Chinese citizen kidnapped in Malaysia
May 7, 2014 -- Updated 0829 GMT (1629 HKT)
- Gunmen have kidnapped a Chinese man working in Malaysian Borneo
- Authorities believe Filipino rebels are responsible
- Another Chinese citizen and a Filipino worker were abducted from the region last month
(CNN) -- Malaysian authorities are bolstering security measures on the island of Borneo after a Chinese citizen was kidnapped by suspected Filipino rebels Tuesday.
Gunmen armed with M-16 rifles abducted Yang Zailin, 34, from the fish farm where he worked on the east coast of Sabah around 2.45 am, the state's director general of security, Mohammad Mentek said in a statement Tuesday.
The kidnappers, who are believed to be from the mainly Muslim southern part of the Philippines, fled by boat into international waters after exchanging gunfire with Malaysian security forces, the statement said.

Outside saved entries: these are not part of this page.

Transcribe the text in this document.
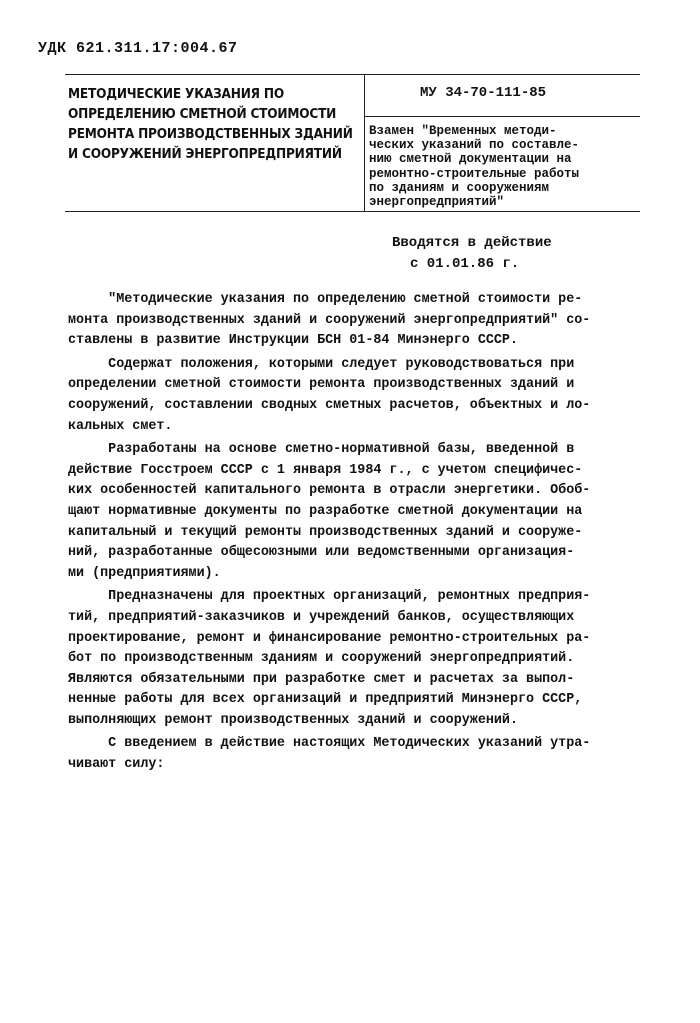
УДК 621.311.17:004.67
МЕТОДИЧЕСКИЕ УКАЗАНИЯ ПО
ОПРЕДЕЛЕНИЮ СМЕТНОЙ СТОИМОСТИ
РЕМОНТА ПРОИЗВОДСТВЕННЫХ ЗДАНИЙ
И СООРУЖЕНИЙ ЭНЕРГОПРЕДПРИЯТИЙ
МУ 34-70-111-85
Взамен "Временных методи-
ческих указаний по составле-
нию сметной документации на
ремонтно-строительные работы
по зданиям и сооружениям
энергопредприятий"
Вводятся в действие
с 01.01.86 г.
"Методические указания по определению сметной стоимости ре-
монта производственных зданий и сооружений энергопредприятий" со-
ставлены в развитие Инструкции БСН 01-84 Минэнерго СССР.
Содержат положения, которыми следует руководствоваться при
определении сметной стоимости ремонта производственных зданий и
сооружений, составлении сводных сметных расчетов, объектных и ло-
кальных смет.
Разработаны на основе сметно-нормативной базы, введенной в
действие Госстроем СССР с 1 января 1984 г., с учетом специфичес-
ких особенностей капитального ремонта в отрасли энергетики. Обоб-
щают нормативные документы по разработке сметной документации на
капитальный и текущий ремонты производственных зданий и сооруже-
ний, разработанные общесоюзными или ведомственными организация-
ми (предприятиями).
Предназначены для проектных организаций, ремонтных предприя-
тий, предприятий-заказчиков и учреждений банков, осуществляющих
проектирование, ремонт и финансирование ремонтно-строительных ра-
бот по производственным зданиям и сооружений энергопредприятий.
Являются обязательными при разработке смет и расчетах за выпол-
ненные работы для всех организаций и предприятий Минэнерго СССР,
выполняющих ремонт производственных зданий и сооружений.
С введением в действие настоящих Методических указаний утра-
чивают силу:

Originally from Guizhou province, Yang had been working in Sabah for three years as the manager of the farm, China's Deputy Consul General in Kuching, Liu Dong Yuan, told CNN. The farm belongs to a Hong Kong-owned company called Wonderful Terrace.
Sabah Chief Minister Datuk Seri Musa Aman said authorities are looking to introduce travel restrictions and curfews at high-risk spots around the coast of Sabah following the incident, according to local media reports.
The kidnapping is the latest in a spate of abductions of foreigners in the area.
On April 2, two women -- a Chinese tourist and a Filipino hotel worker -- were taken from a diving resort on the coast of Sabah. Authorities say the pair are being held for ransom, in the province of Sulu in the southern Philippines.
Last November, a Taiwanese man died when he and his wife were kidnapped from another Sabah resort by suspected Abu Sayyaf gunmen. His wife was freed after being held hostage for more than a month on the island of Jolo, also in Sulu province.
Early in 2013, Malaysia established a special security zone along Sabah's maritime border after insurgents from the southern Philippines stormed a village in the eastern district of Lahad Datu.
The latest kidnappings could further strain diplomatic ties between Malaysia and China, which have had a tense relationship since Malaysia Airlines Flight 370 vanished on March 8.
Many relatives of those on board the missing plane, most of whom were Chinese, have been fiercely critical of Malaysia's handling of the investigation.